Его нельзя любить. Сводные (СИ) - Высоцкая Мария Николаевна "Весна"
Она выглядит безумной. Трогает меня. Раздевается, и абсолютно не отдает отчет своим действиям, а потом переходит грань.
— Я тебя люблю. Прости.
Каждое слово, как удар под дых. Каждый ее поцелуй, как укус. Каждое прикосновение, как ожог. На теле, сердце, в душе.
Подхватываю Малинину на руки, все еще охреневая от происходящего. Валера стонет в углу. А судя по тому, как у меня сводит кулак, парочку зубов я точно ему выбил.

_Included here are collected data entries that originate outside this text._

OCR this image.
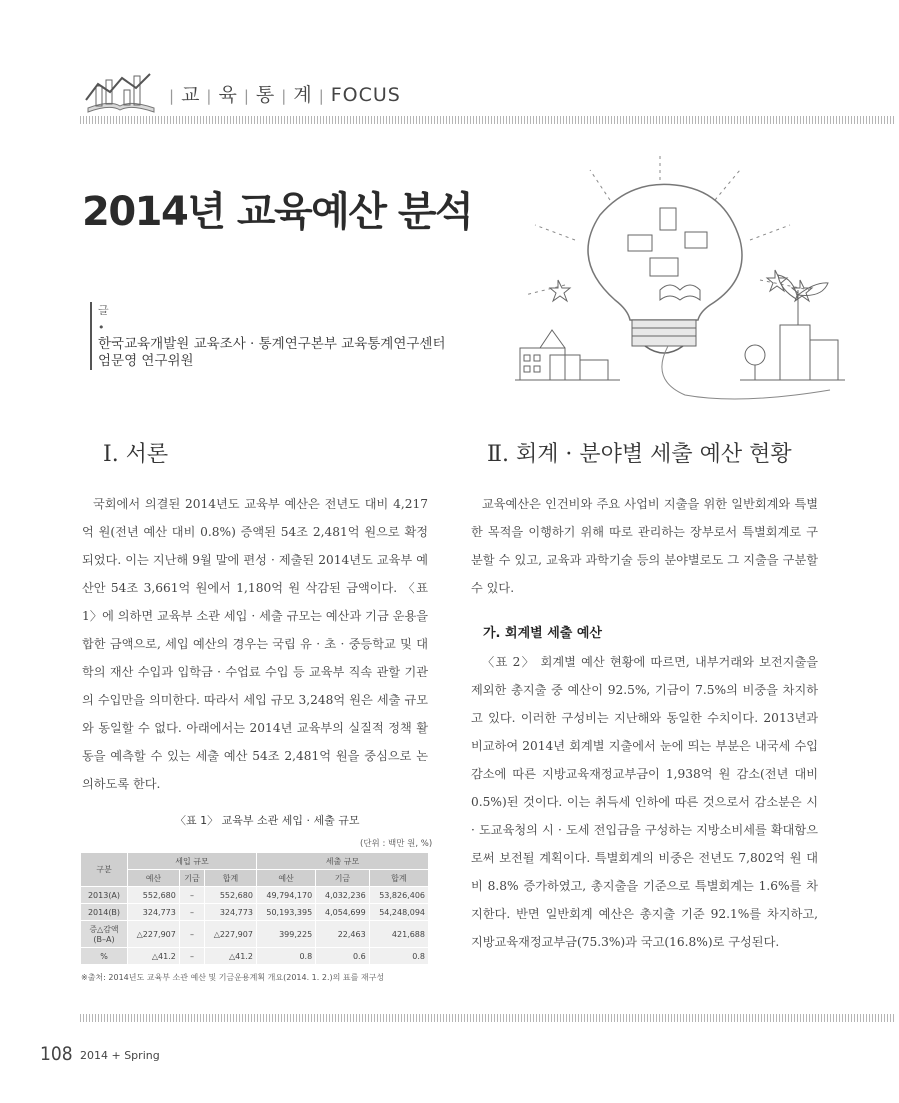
| 교 | 육 | 통 | 계 | FOCUS
2014년 교육예산 분석
글
•
한국교육개발원 교육조사 · 통계연구본부 교육통계연구센터
엄문영 연구위원
Ⅰ. 서론

국회에서 의결된 2014년도 교육부 예산은 전년도 대비 4,217억 원(전년 예산 대비 0.8%) 증액된 54조 2,481억 원으로 확정되었다. 이는 지난해 9월 말에 편성 · 제출된 2014년도 교육부 예산안 54조 3,661억 원에서 1,180억 원 삭감된 금액이다. 〈표 1〉에 의하면 교육부 소관 세입 · 세출 규모는 예산과 기금 운용을 합한 금액으로, 세입 예산의 경우는 국립 유 · 초 · 중등학교 및 대학의 재산 수입과 입학금 · 수업료 수입 등 교육부 직속 관할 기관의 수입만을 의미한다. 따라서 세입 규모 3,248억 원은 세출 규모와 동일할 수 없다. 아래에서는 2014년 교육부의 실질적 정책 활동을 예측할 수 있는 세출 예산 54조 2,481억 원을 중심으로 논의하도록 한다.

〈표 1〉 교육부 소관 세입 · 세출 규모
(단위 : 백만 원, %)
구분	세입 규모			세출 규모		
	예산	기금	합계	예산	기금	합계
2013(A)	552,680	–	552,680	49,794,170	4,032,236	53,826,406
2014(B)	324,773	–	324,773	50,193,395	4,054,699	54,248,094

증△감액
(B–A)	△227,907	–	△227,907	399,225	22,463	421,688
%	△41.2	–	△41.2	0.8	0.6	0.8
※출처: 2014년도 교육부 소관 예산 및 기금운용계획 개요(2014. 1. 2.)의 표를 재구성
Ⅱ. 회계 · 분야별 세출 예산 현황

교육예산은 인건비와 주요 사업비 지출을 위한 일반회계와 특별한 목적을 이행하기 위해 따로 관리하는 장부로서 특별회계로 구분할 수 있고, 교육과 과학기술 등의 분야별로도 그 지출을 구분할 수 있다.

가. 회계별 세출 예산

〈표 2〉 회계별 예산 현황에 따르면, 내부거래와 보전지출을 제외한 총지출 중 예산이 92.5%, 기금이 7.5%의 비중을 차지하고 있다. 이러한 구성비는 지난해와 동일한 수치이다. 2013년과 비교하여 2014년 회계별 지출에서 눈에 띄는 부분은 내국세 수입 감소에 따른 지방교육재정교부금이 1,938억 원 감소(전년 대비 0.5%)된 것이다. 이는 취득세 인하에 따른 것으로서 감소분은 시 · 도교육청의 시 · 도세 전입금을 구성하는 지방소비세를 확대함으로써 보전될 계획이다. 특별회계의 비중은 전년도 7,802억 원 대비 8.8% 증가하였고, 총지출을 기준으로 특별회계는 1.6%를 차지한다. 반면 일반회계 예산은 총지출 기준 92.1%를 차지하고, 지방교육재정교부금(75.3%)과 국고(16.8%)로 구성된다.

108 2014 + Spring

Дверь в душ толкаю с ноги.
Не могу сейчас на нее смотреть. Это блядь просто выше моего предела. Знаю, что сравнивать неуместно, знаю! Но когда-то же, все примерно так и начиналось. Отец притаскивал мать домой и «откачивал». Она кричала, умоляла, плакала. Ненавидела его в тот момент. Всех вокруг ненавидела.

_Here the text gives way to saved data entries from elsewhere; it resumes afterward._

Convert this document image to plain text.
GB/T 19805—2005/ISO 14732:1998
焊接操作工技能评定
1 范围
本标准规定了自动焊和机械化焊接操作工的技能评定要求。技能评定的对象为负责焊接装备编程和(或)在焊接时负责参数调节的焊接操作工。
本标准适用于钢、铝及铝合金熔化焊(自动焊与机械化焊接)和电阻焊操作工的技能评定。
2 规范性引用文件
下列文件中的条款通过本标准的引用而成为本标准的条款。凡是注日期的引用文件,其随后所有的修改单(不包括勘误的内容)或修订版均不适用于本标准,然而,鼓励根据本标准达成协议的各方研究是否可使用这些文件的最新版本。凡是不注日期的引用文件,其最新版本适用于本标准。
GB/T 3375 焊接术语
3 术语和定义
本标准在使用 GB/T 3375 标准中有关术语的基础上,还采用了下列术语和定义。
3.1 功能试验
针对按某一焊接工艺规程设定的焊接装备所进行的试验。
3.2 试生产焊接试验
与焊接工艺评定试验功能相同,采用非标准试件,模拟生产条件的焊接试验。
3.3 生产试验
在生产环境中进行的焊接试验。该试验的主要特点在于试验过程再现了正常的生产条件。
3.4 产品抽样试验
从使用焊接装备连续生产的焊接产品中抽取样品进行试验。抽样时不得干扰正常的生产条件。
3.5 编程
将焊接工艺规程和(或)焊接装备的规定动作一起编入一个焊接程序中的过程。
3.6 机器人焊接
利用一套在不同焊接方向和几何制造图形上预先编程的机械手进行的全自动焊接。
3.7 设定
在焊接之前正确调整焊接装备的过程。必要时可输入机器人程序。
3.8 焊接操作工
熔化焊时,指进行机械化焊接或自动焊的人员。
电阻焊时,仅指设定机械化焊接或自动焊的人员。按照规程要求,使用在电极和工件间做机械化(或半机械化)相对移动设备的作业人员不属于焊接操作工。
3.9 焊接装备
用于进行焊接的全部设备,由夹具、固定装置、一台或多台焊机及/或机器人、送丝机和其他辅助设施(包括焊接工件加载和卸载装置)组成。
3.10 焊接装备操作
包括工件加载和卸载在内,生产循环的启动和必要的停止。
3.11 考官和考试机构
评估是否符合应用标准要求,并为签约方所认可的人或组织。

Тряхнув башкой, ставлю Нику на пол. Она не сопротивляется, что-то шепчет, трогает меня. Скользит пальцами по моей груди, умоляет ее поцеловать.
Игнорирую абсолютно все просьбы. Злись. Дико на нее злюсь за то, что у нее хватило ума, что-то здесь сожрать или выпить.

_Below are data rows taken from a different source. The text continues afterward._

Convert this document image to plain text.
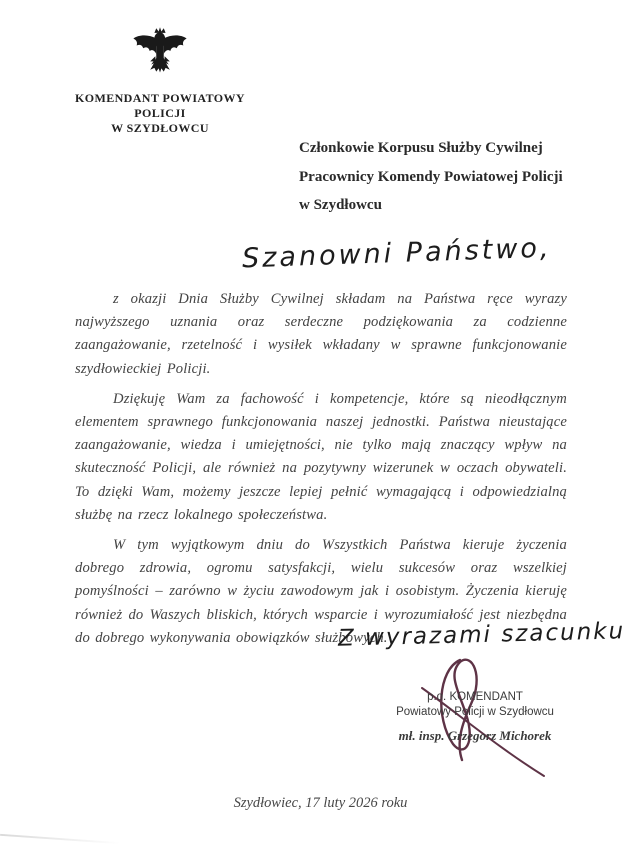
KOMENDANT POWIATOWY POLICJI
W SZYDŁOWCU
Członkowie Korpusu Służby Cywilnej
Pracownicy Komendy Powiatowej Policji
w Szydłowcu
Szanowni Państwo,

z okazji Dnia Służby Cywilnej składam na Państwa ręce wyrazy najwyższego uznania oraz serdeczne podziękowania za codzienne zaangażowanie, rzetelność i wysiłek wkładany w sprawne funkcjonowanie szydłowieckiej Policji.

Dziękuję Wam za fachowość i kompetencje, które są nieodłącznym elementem sprawnego funkcjonowania naszej jednostki. Państwa nieustające zaangażowanie, wiedza i umiejętności, nie tylko mają znaczący wpływ na skuteczność Policji, ale również na pozytywny wizerunek w oczach obywateli. To dzięki Wam, możemy jeszcze lepiej pełnić wymagającą i odpowiedzialną służbę na rzecz lokalnego społeczeństwa.

W tym wyjątkowym dniu do Wszystkich Państwa kieruje życzenia dobrego zdrowia, ogromu satysfakcji, wielu sukcesów oraz wszelkiej pomyślności – zarówno w życiu zawodowym jak i osobistym. Życzenia kieruję również do Waszych bliskich, których wsparcie i wyrozumiałość jest niezbędna do dobrego wykonywania obowiązków służbowych.

Z wyrazami szacunku
p.o. KOMENDANT
Powiatowy Policji w Szydłowcu
mł. insp. Grzegorz Michorek
Szydłowiec, 17 luty 2026 roku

Дура! Самая глупая Глупость!
— Пей, — сую ей воду.
— Не хо…
— Пей, — сверлю ее взглядом, и она забирает бутылку из моих рук. Делает несколько глотков. Смотрит во все глаза.
— Еще.
— Я не могу.
— Пей, — давлю голосом и взглядом, оттесняя ее к стене.
Ника прилипает спиной к холодной панели, продолжая глотать воду. Давится, кашляет, но я не отстаю, заставляюпить дальше.
Со стороны это выглядит как насилие. Интересно, есть какая-то классификация? Насилие во благо? Ну чтобы ее вырвало от этой ебаной воды, и хоть немного прочистило желудок. Сильно это не поможет, вся эта дрянь всасывается в кровь, но легче ей станет точно.
— Не могу. Не мо…
Ника закрывает рот ладонью, издавая булькающий звук. Разворачиваю ее к унитазу, перед которым она тут же падает на колени. Но воды, чтобы ее вывернуло, оказывается недостаточно.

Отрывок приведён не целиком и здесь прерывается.